Ingin Kurangi Impor, Menperin Dorong Digitalisasi Industri Kimia

ANTARA FOTO/HO/Tedi
Menteri Perindustrian Airlangga Hartato (kedua kanan) meninjau area pabrik pada peresmian pabrik peralatan kelistrikan di Kawasan Industri Terpadu Indonesia China (KITIC), di Cikarang Jawa Barat, Rabu (15/3).
Penulis: Desy Setyowati
Editor: Pingit Aria
26/4/2018, 11.58 WIB

Industri kimia termasuk lima besar pengimpor bahan baku di Indonesia. Untuk itu, Menteri Perindustrian Airlangga Hartanto mendorong industri ini agar menjalankan digitalisasi pada proses bisnisnya.

"Mengadopsi teknologi industri 4.0, mempercepat kegiatan penelitian dan pengembangan (Riset and Development/R&D) bisa mendorong produktivitas dan mengembangkan kemampuan produksi kimia," kata Airlangga dalam siaran pers, Kamis (26/4).

Apalagi, industri kimia merupakan salah satu dari lima sektor manufaktur yang menjadi percontohan implementasi industri 4.0 di Indonesia. Untuk mencapai tujuan Making Indonesia 4.0, pemerintah mendorong biaya di industri kimia yang kompetitif.

Ia mencontohkan, pembangunan fasilitas produksi kimia yang lebih dekat dengan lokasi ekstraksi gas alam akan membuat ongkos distribusi lebih ringan. Dalam jangka menengah-panjang, ongkos produksi di industri kimia diharapkan menurun. Harga yang ditetapkan untuk konsumen pun pada akhirnya bisa lebih murah.

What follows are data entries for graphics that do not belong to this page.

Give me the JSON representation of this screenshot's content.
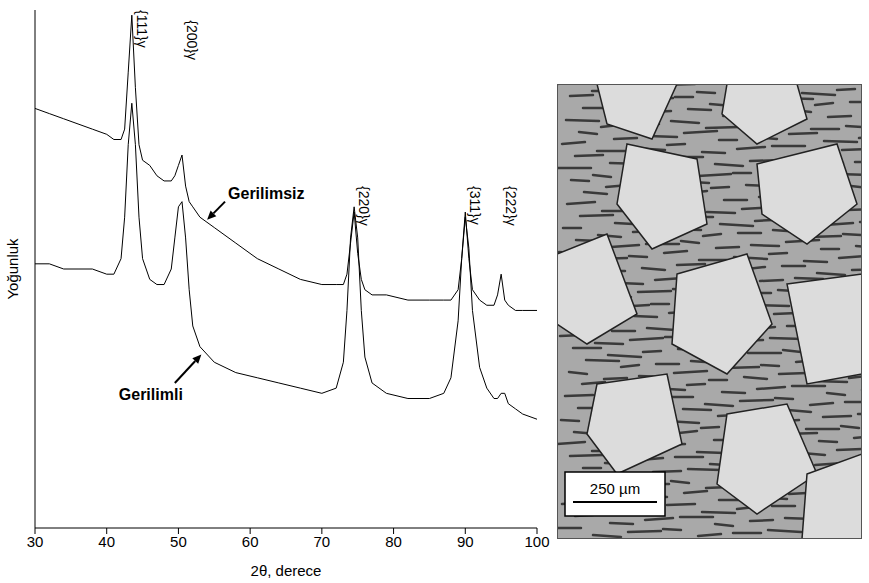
{
  "chart_data": {
    "type": "line",
    "x_label": "2θ, derece",
    "y_label": "Yoğunluk",
    "x": [
      30,
      32,
      34,
      36,
      38,
      40,
      41,
      42,
      42.5,
      43,
      43.5,
      44,
      44.5,
      45,
      46,
      47,
      48,
      49,
      49.5,
      50,
      50.5,
      51,
      51.5,
      52,
      53,
      55,
      58,
      61,
      64,
      67,
      70,
      72,
      73,
      73.5,
      74,
      74.5,
      75,
      75.5,
      76,
      77,
      79,
      82,
      85,
      87,
      88,
      89,
      89.5,
      90,
      90.5,
      91,
      92,
      93,
      94,
      94.5,
      95,
      95.5,
      96,
      97,
      98,
      100
    ],
    "series": [
      {
        "name": "Gerilimsiz",
        "color": "#000000",
        "values": [
          81,
          80,
          79,
          78,
          77,
          76,
          75,
          75,
          77,
          88,
          99,
          85,
          74,
          71,
          70,
          68,
          67,
          67,
          68,
          70,
          72,
          66,
          63,
          62,
          60,
          58,
          55,
          52,
          50,
          48,
          47,
          47,
          47,
          49,
          55,
          61,
          53,
          48,
          46,
          45,
          45,
          44,
          44,
          44,
          44,
          46,
          52,
          61,
          52,
          46,
          44,
          43,
          43,
          45,
          49,
          44,
          43,
          42,
          42,
          42
        ]
      },
      {
        "name": "Gerilimli",
        "color": "#000000",
        "values": [
          51,
          51,
          50,
          50,
          50,
          49,
          49,
          52,
          60,
          74,
          82,
          74,
          60,
          52,
          48,
          47,
          47,
          50,
          56,
          62,
          63,
          56,
          46,
          39,
          35,
          32,
          30,
          29,
          28,
          27,
          26,
          27,
          32,
          42,
          56,
          62,
          56,
          42,
          33,
          28,
          26,
          25,
          25,
          26,
          29,
          40,
          52,
          60,
          54,
          42,
          31,
          27,
          25,
          25,
          26,
          26,
          24,
          23,
          22,
          21
        ]
      }
    ],
    "xlim": [
      30,
      100
    ],
    "xticks": [
      30,
      40,
      50,
      60,
      70,
      80,
      90,
      100
    ],
    "ylim": [
      0,
      100
    ],
    "yticks": [],
    "tick_labels": "x",
    "grid": false,
    "peak_labels": [
      {
        "text": "{111}γ",
        "x": 43.5,
        "y": 100
      },
      {
        "text": "{200}γ",
        "x": 50.5,
        "y": 98
      },
      {
        "text": "{220}γ",
        "x": 74.5,
        "y": 66
      },
      {
        "text": "{311}γ",
        "x": 90,
        "y": 66
      },
      {
        "text": "{222}γ",
        "x": 95,
        "y": 66
      }
    ],
    "annotations": [
      {
        "text": "Gerilimsiz",
        "x": 56.5,
        "y": 63,
        "arrow_to": [
          54,
          59.5
        ]
      },
      {
        "text": "Gerilimli",
        "x": 49.5,
        "y": 28,
        "arrow_to": [
          53.2,
          33.5
        ]
      }
    ]
  },
  "image": {
    "scale_bar_label": "250 µm"
  }
}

(Baca juga: Begini Proses Revolusi Industri 4.0 Diterapkan Perusahaan Skala Besar)

Presiden Komisaris PT  Kaltim Methanol Industri (KMI) Evita Legowo mengatakan, perusahaannya memproduksi methanol grade AA sebesar 2 ribu metrik ton per hari atau sekitar 660 ribu metrik ton per tahun. Perusahannya juga sudah mengekspor 55% produknya atau sebesar 360 ribu metrik ton ke beberapa negara.

Salah satu strategi yang diterapkan perusahaan adalah lokasi yang dekat penghasil gas alam. “Dengan lokasi pabrik dan pelabuhan yang strategis, kami bisa mencapai pelanggan dengan cepat, serta harga kompetitif," ujar Evita.

Selain itu, perusahaan juga mengembangkan teknologi dan manajemen yang terintegrasi. Alhasil, biaya produksi dan distribusi menjadi lebih murah.